After Netanyahu allowed ministers to bash IDF chief, Gantz says PM must choose between politics and unity

Jacob Magid is The Times of Israel's US bureau chief

War cabinet minister Benny Gantz gives a statement on January 4, 2024. (Courtesy)
War cabinet minister Benny Gantz gives a statement on January 4, 2024. (Courtesy)

War cabinet minister Benny Gantz says Prime Minister Benjamin Netanyahu is responsible for last night’s security cabinet meeting bashing of the IDF chief of staff by right-wing ministers.

The security cabinet meeting was intended to discuss planning for the next phases of Israel’s campaign against Hamas and the administration of Gaza following the war, but ended in a loud and angry dustup between ministers and military brass after right-wing ministers cried foul over IDF Chief of Staff Herzi Halevi’s plan for the army to probe its own mistakes.

Asserting that Netanyahu is culpable for the ugly scene, and implying that the prime minister should have intervened to stop the dustup, Gantz says in a video statement that it is now on the premier to correct the mistake “and to choose between unity and security or politics.”

“The cabinet was supposed to discuss strategic processes that will affect the continuation of the campaign and our security in the future. That didn’t happen, and the prime minister is responsible for that,” said Gantz. “It is his responsibility to fix this, and to choose — between unity and security or politics. If what is important now is security and unity, then we need to hold the essential meeting on the continuation of the fighting, and soon.”

Gantz conceded that ministers are supposed to ask questions and challenge the information provided to them by security chiefs at cabinet meetings, but “what happened yesterday was a politically motivated attack in the middle of a war.”

“I have participated in many cabinet meetings. Such conduct has never occurred and must not occur,” he asserts.

Defense Minister Yoav Gallant, Prime Minister Benjamin Netanyahu and IDF chief Herzi Halevi, October 23, 2023. (Kobi Gideon / GPO)
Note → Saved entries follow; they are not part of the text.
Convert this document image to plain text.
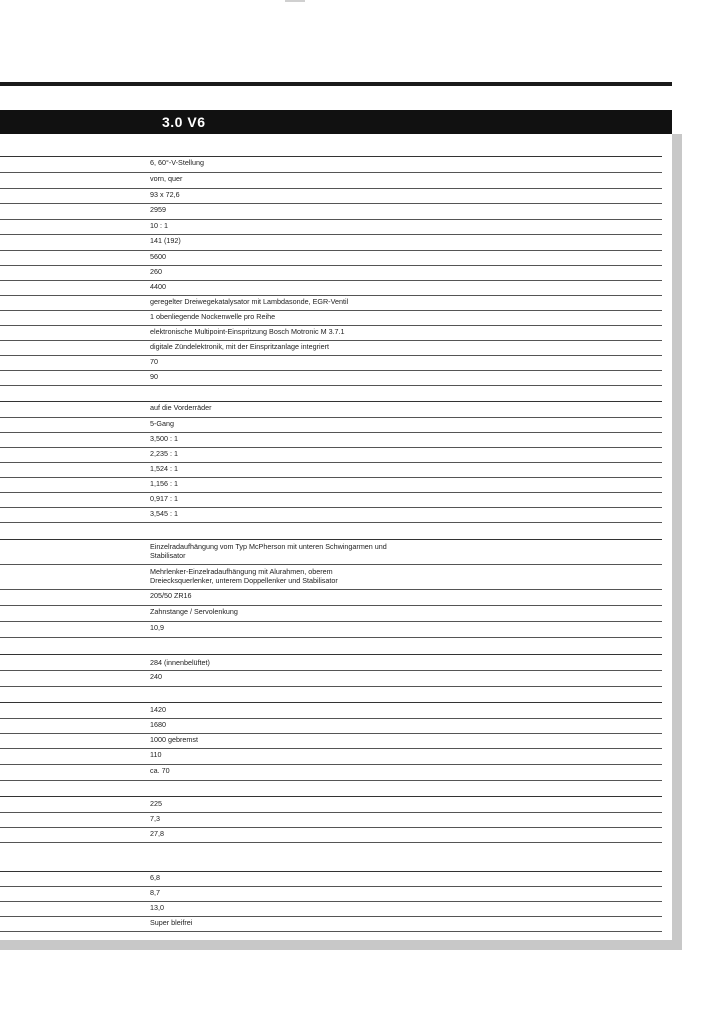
3.0 V6
6, 60°-V-Stellung
vorn, quer
93 x 72,6
2959
10 : 1
141 (192)
5600
260
4400
geregelter Dreiwegekatalysator mit Lambdasonde, EGR-Ventil
1 obenliegende Nockenwelle pro Reihe
elektronische Multipoint-Einspritzung Bosch Motronic M 3.7.1
digitale Zündelektronik, mit der Einspritzanlage integriert
70
90
auf die Vorderräder
5-Gang
3,500 : 1
2,235 : 1
1,524 : 1
1,156 : 1
0,917 : 1
3,545 : 1
Einzelradaufhängung vom Typ McPherson mit unteren Schwingarmen und Stabilisator
Mehrlenker-Einzelradaufhängung mit Alurahmen, oberem Dreiecksquerlenker, unterem Doppellenker und Stabilisator
205/50 ZR16
Zahnstange / Servolenkung
10,9
284 (innenbelüftet)
240
1420
1680
1000 gebremst
110
ca. 70
225
7,3
27,8
6,8
8,7
13,0
Super bleifrei
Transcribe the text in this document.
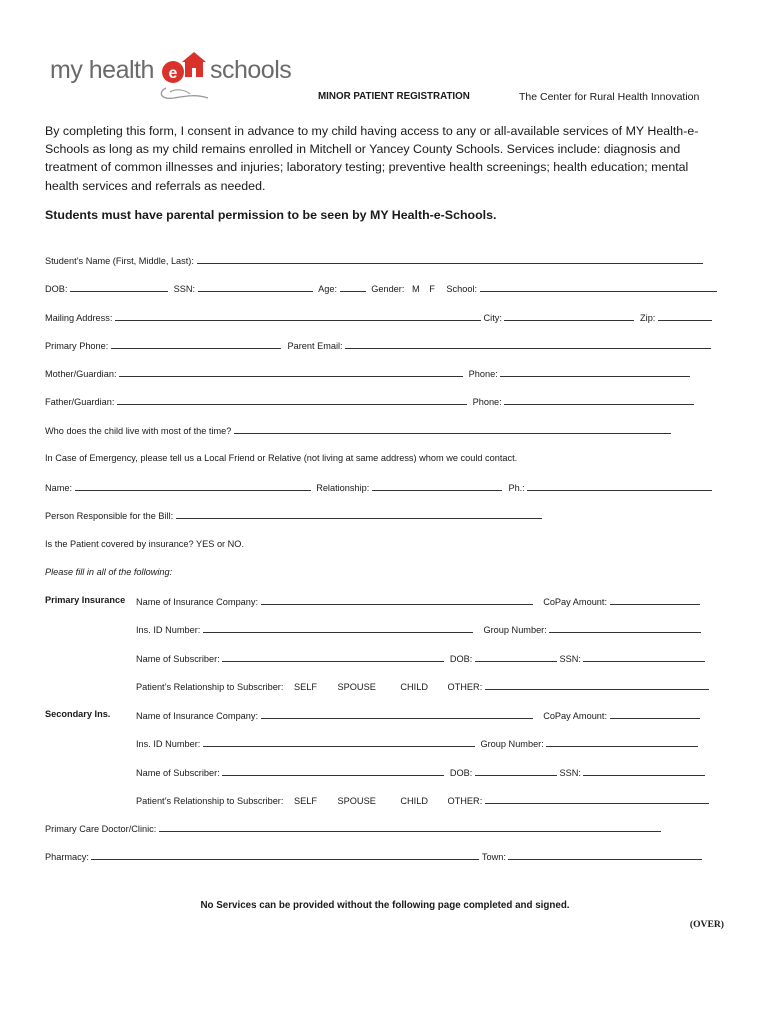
my health e schools
MINOR PATIENT REGISTRATION	The Center for Rural Health Innovation
By completing this form, I consent in advance to my child having access to any or all-available services of MY Health-e-Schools as long as my child remains enrolled in Mitchell or Yancey County Schools. Services include: diagnosis and treatment of common illnesses and injuries; laboratory testing; preventive health screenings; health education; mental health services and referrals as needed.
Students must have parental permission to be seen by MY Health-e-Schools.
Student’s Name (First, Middle, Last):
DOB:	SSN:	Age:	Gender: M F School:
Mailing Address:	City:	Zip:
Primary Phone:	Parent Email:
Mother/Guardian:	Phone:
Father/Guardian:	Phone:
Who does the child live with most of the time?
In Case of Emergency, please tell us a Local Friend or Relative (not living at same address) whom we could contact.
Name:	Relationship:	Ph.:
Person Responsible for the Bill:
Is the Patient covered by insurance? YES or NO.
Please fill in all of the following:
Primary Insurance Name of Insurance Company:	CoPay Amount:
Ins. ID Number:	Group Number:
Name of Subscriber:	DOB:	SSN:
Patient’s Relationship to Subscriber: SELF SPOUSE	CHILD OTHER:
Secondary Ins.	Name of Insurance Company:	CoPay Amount:
Ins. ID Number:	Group Number:
Name of Subscriber:	DOB:	SSN:
Patient’s Relationship to Subscriber: SELF SPOUSE	CHILD OTHER:
Primary Care Doctor/Clinic:
Pharmacy:	Town:
No Services can be provided without the following page completed and signed.
(OVER)
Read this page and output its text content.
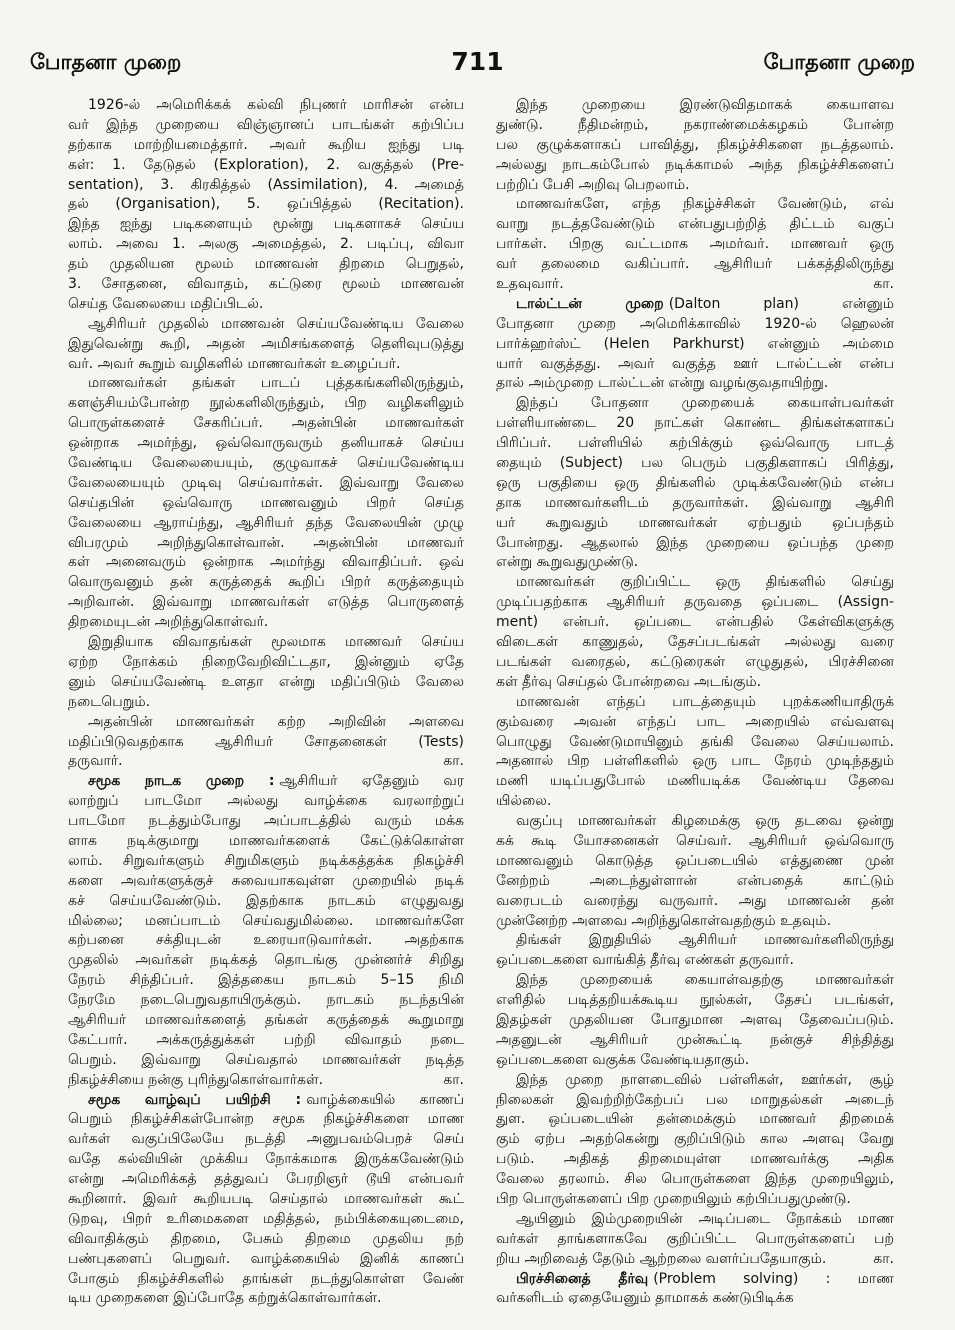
711
போதனா முறை	போதனா முறை
1926-ல் அமெரிக்கக் கல்வி நிபுணர் மாரிசன் என்ப
வர் இந்த முறையை விஞ்ஞானப் பாடங்கள் கற்பிப்ப
தற்காக மாற்றியமைத்தார். அவர் கூறிய ஐந்து படி
கள்: 1. தேடுதல் (Exploration), 2. வகுத்தல் (Pre-
sentation), 3. கிரகித்தல் (Assimilation), 4. அமைத்
தல் (Organisation), 5. ஒப்பித்தல் (Recitation).
இந்த ஐந்து படிகளையும் மூன்று படிகளாகச் செய்ய
லாம். அவை 1. அலகு அமைத்தல், 2. படிப்பு, விவா
தம் முதலியன மூலம் மாணவன் திறமை பெறுதல்,
3. சோதனை, விவாதம், கட்டுரை மூலம் மாணவன்
செய்த வேலையை மதிப்பிடல்.
ஆசிரியர் முதலில் மாணவன் செய்யவேண்டிய வேலை
இதுவென்று கூறி, அதன் அமிசங்களைத் தெளிவுபடுத்து
வர். அவர் கூறும் வழிகளில் மாணவர்கள் உழைப்பர்.
மாணவர்கள் தங்கள் பாடப் புத்தகங்களிலிருந்தும்,
களஞ்சியம்போன்ற நூல்களிலிருந்தும், பிற வழிகளிலும்
பொருள்களைச் சேகரிப்பர். அதன்பின் மாணவர்கள்
ஒன்றாக அமர்ந்து, ஒவ்வொருவரும் தனியாகச் செய்ய
வேண்டிய வேலையையும், குழுவாகச் செய்யவேண்டிய
வேலையையும் முடிவு செய்வார்கள். இவ்வாறு வேலை
செய்தபின் ஒவ்வொரு மாணவனும் பிறர் செய்த
வேலையை ஆராய்ந்து, ஆசிரியர் தந்த வேலையின் முழு
விபரமும் அறிந்துகொள்வான். அதன்பின் மாணவர்
கள் அனைவரும் ஒன்றாக அமர்ந்து விவாதிப்பர். ஒவ்
வொருவனும் தன் கருத்தைக் கூறிப் பிறர் கருத்தையும்
அறிவான். இவ்வாறு மாணவர்கள் எடுத்த பொருளைத்
திறமையுடன் அறிந்துகொள்வர்.
இறுதியாக விவாதங்கள் மூலமாக மாணவர் செய்ய
ஏற்ற நோக்கம் நிறைவேறிவிட்டதா, இன்னும் ஏதே
னும் செய்யவேண்டி உளதா என்று மதிப்பிடும் வேலை
நடைபெறும்.
அதன்பின் மாணவர்கள் கற்ற அறிவின் அளவை
மதிப்பிடுவதற்காக ஆசிரியர் சோதனைகள் (Tests)
கா.
தருவார்.
சமூக நாடக முறை : ஆசிரியர் ஏதேனும் வர
லாற்றுப் பாடமோ அல்லது வாழ்க்கை வரலாற்றுப்
பாடமோ நடத்தும்போது அப்பாடத்தில் வரும் மக்க
ளாக நடிக்குமாறு மாணவர்களைக் கேட்டுக்கொள்ள
லாம். சிறுவர்களும் சிறுமிகளும் நடிக்கத்தக்க நிகழ்ச்சி
களை அவர்களுக்குச் சுவையாகவுள்ள முறையில் நடிக்
கச் செய்யவேண்டும். இதற்காக நாடகம் எழுதுவது
மில்லை; மனப்பாடம் செய்வதுமில்லை. மாணவர்களே
கற்பனை சக்தியுடன் உரையாடுவார்கள். அதற்காக
முதலில் அவர்கள் நடிக்கத் தொடங்கு முன்னர்ச் சிறிது
நேரம் சிந்திப்பர். இத்தகைய நாடகம் 5–15 நிமி
நேரமே நடைபெறுவதாயிருக்கும். நாடகம் நடந்தபின்
ஆசிரியர் மாணவர்களைத் தங்கள் கருத்தைக் கூறுமாறு
கேட்பார். அக்கருத்துக்கள் பற்றி விவாதம் நடை
பெறும். இவ்வாறு செய்வதால் மாணவர்கள் நடித்த
கா.
நிகழ்ச்சியை நன்கு புரிந்துகொள்வார்கள்.
சமூக வாழ்வுப் பயிற்சி : வாழ்க்கையில் காணப்
பெறும் நிகழ்ச்சிகள்போன்ற சமூக நிகழ்ச்சிகளை மாண
வர்கள் வகுப்பிலேயே நடத்தி அனுபவம்பெறச் செய்
வதே கல்வியின் முக்கிய நோக்கமாக இருக்கவேண்டும்
என்று அமெரிக்கத் தத்துவப் பேரறிஞர் டூயி என்பவர்
கூறினார். இவர் கூறியபடி செய்தால் மாணவர்கள் கூட்
டுறவு, பிறர் உரிமைகளை மதித்தல், நம்பிக்கையுடைமை,
விவாதிக்கும் திறமை, பேசும் திறமை முதலிய நற்
பண்புகளைப் பெறுவர். வாழ்க்கையில் இனிக் காணப்
போகும் நிகழ்ச்சிகளில் தாங்கள் நடந்துகொள்ள வேண்
டிய முறைகளை இப்போதே கற்றுக்கொள்வார்கள்.
இந்த முறையை இரண்டுவிதமாகக் கையாளவ
துண்டு. நீதிமன்றம், நகராண்மைக்கழகம் போன்ற
பல குழுக்களாகப் பாவித்து, நிகழ்ச்சிகளை நடத்தலாம்.
அல்லது நாடகம்போல் நடிக்காமல் அந்த நிகழ்ச்சிகளைப்
பற்றிப் பேசி அறிவு பெறலாம்.
மாணவர்களே, எந்த நிகழ்ச்சிகள் வேண்டும், எவ்
வாறு நடத்தவேண்டும் என்பதுபற்றித் திட்டம் வகுப்
பார்கள். பிறகு வட்டமாக அமர்வர். மாணவர் ஒரு
வர் தலைமை வகிப்பார். ஆசிரியர் பக்கத்திலிருந்து
கா.
உதவுவார்.
டால்ட்டன் முறை (Dalton plan) என்னும்
போதனா முறை அமெரிக்காவில் 1920-ல் ஹெலன்
பார்க்ஹர்ஸ்ட் (Helen Parkhurst) என்னும் அம்மை
யார் வகுத்தது. அவர் வகுத்த ஊர் டால்ட்டன் என்ப
தால் அம்முறை டால்ட்டன் என்று வழங்குவதாயிற்று.
இந்தப் போதனா முறையைக் கையாள்பவர்கள்
பள்ளியாண்டை 20 நாட்கள் கொண்ட திங்கள்களாகப்
பிரிப்பர். பள்ளியில் கற்பிக்கும் ஒவ்வொரு பாடத்
தையும் (Subject) பல பெரும் பகுதிகளாகப் பிரித்து,
ஒரு பகுதியை ஒரு திங்களில் முடிக்கவேண்டும் என்ப
தாக மாணவர்களிடம் தருவார்கள். இவ்வாறு ஆசிரி
யர் கூறுவதும் மாணவர்கள் ஏற்பதும் ஒப்பந்தம்
போன்றது. ஆதலால் இந்த முறையை ஒப்பந்த முறை
என்று கூறுவதுமுண்டு.
மாணவர்கள் குறிப்பிட்ட ஒரு திங்களில் செய்து
முடிப்பதற்காக ஆசிரியர் தருவதை ஒப்படை (Assign-
ment) என்பர். ஒப்படை என்பதில் கேள்விகளுக்கு
விடைகள் காணுதல், தேசப்படங்கள் அல்லது வரை
படங்கள் வரைதல், கட்டுரைகள் எழுதுதல், பிரச்சினை
கள் தீர்வு செய்தல் போன்றவை அடங்கும்.
மாணவன் எந்தப் பாடத்தையும் புறக்கணியாதிருக்
கும்வரை அவன் எந்தப் பாட அறையில் எவ்வளவு
பொழுது வேண்டுமாயினும் தங்கி வேலை செய்யலாம்.
அதனால் பிற பள்ளிகளில் ஒரு பாட நேரம் முடிந்ததும்
மணி யடிப்பதுபோல் மணியடிக்க வேண்டிய தேவை
யில்லை.
வகுப்பு மாணவர்கள் கிழமைக்கு ஒரு தடவை ஒன்று
கக் கூடி யோசனைகள் செய்வர். ஆசிரியர் ஒவ்வொரு
மாணவனும் கொடுத்த ஒப்படையில் எத்துணை முன்
னேற்றம் அடைந்துள்ளான் என்பதைக் காட்டும்
வரைபடம் வரைந்து வருவார். அது மாணவன் தன்
முன்னேற்ற அளவை அறிந்துகொள்வதற்கும் உதவும்.
திங்கள் இறுதியில் ஆசிரியர் மாணவர்களிலிருந்து
ஒப்படைகளை வாங்கித் தீர்வு எண்கள் தருவார்.
இந்த முறையைக் கையாள்வதற்கு மாணவர்கள்
எளிதில் படித்தறியக்கூடிய நூல்கள், தேசப் படங்கள்,
இதழ்கள் முதலியன போதுமான அளவு தேவைப்படும்.
அதனுடன் ஆசிரியர் முன்கூட்டி நன்குச் சிந்தித்து
ஒப்படைகளை வகுக்க வேண்டியதாகும்.
இந்த முறை நாளடைவில் பள்ளிகள், ஊர்கள், சூழ்
நிலைகள் இவற்றிற்கேற்பப் பல மாறுதல்கள் அடைந்
துள. ஒப்படையின் தன்மைக்கும் மாணவர் திறமைக்
கும் ஏற்ப அதற்கென்று குறிப்பிடும் கால அளவு வேறு
படும். அதிகத் திறமையுள்ள மாணவர்க்கு அதிக
வேலை தரலாம். சில பொருள்களை இந்த முறையிலும்,
பிற பொருள்களைப் பிற முறையிலும் கற்பிப்பதுமுண்டு.
ஆயினும் இம்முறையின் அடிப்படை நோக்கம் மாண
வர்கள் தாங்களாகவே குறிப்பிட்ட பொருள்களைப் பற்
கா.
றிய அறிவைத் தேடும் ஆற்றலை வளர்ப்பதேயாகும்.
பிரச்சினைத் தீர்வு (Problem solving) : மாண
வர்களிடம் ஏதையேனும் தாமாகக் கண்டுபிடிக்க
Gantz goes on to defend Halevi’s decision to appoint a panel to probe the military’s failures ahead of October 7 to better prepare the IDF for fighting against Hezbollah.

In the process, the National Unity chairman — who agreed to join the government on an interim basis days after the war’s outbreak — appears to take a swipe at Netanyahu who has refused to admit any culpability in what unfolded on October 7.

“It is good that the chief of staff, who knew how to take responsibility after the October 7 disaster, is taking responsibility and establishing a team that will produce operational lessons for the continuation of the fighting. This is his duty,” Gantz says.

“There is no doubt that after the war, a state commission of inquiry will be established to deal with everything that happened up to October 7, at all levels. But its main [focus] should be [the government’s role] and not on military operational matters. This is what the Israeli public demands, and above all — this is what it needs,” Gantz adds.

National Security Minister Itamar Ben Gvir leads a faction meeting of his far-right Otzma Yehudit party, at the Knesset in Jerusalem, on January 1, 2024. (Yonatan Sindel/Flash90)

Hardline lawmakers fumed over Halevi’s reported decision to have former defense minister Shaul Mofaz sit on the panel probing the IDF’s pre-October 7 failures due to his involvement in the 2005 withdrawal from Gaza.

But some of the criticism appeared motivated by fears that an IDF probe into its responsibility for October 7 would also look into the government’s role or at the very least would lead to pressure for lawmakers to conduct the same type of investigation.

Netanyahu has insisted that such a probe can only take place after the war is over, as critics claim he is buying time in order to remain in office.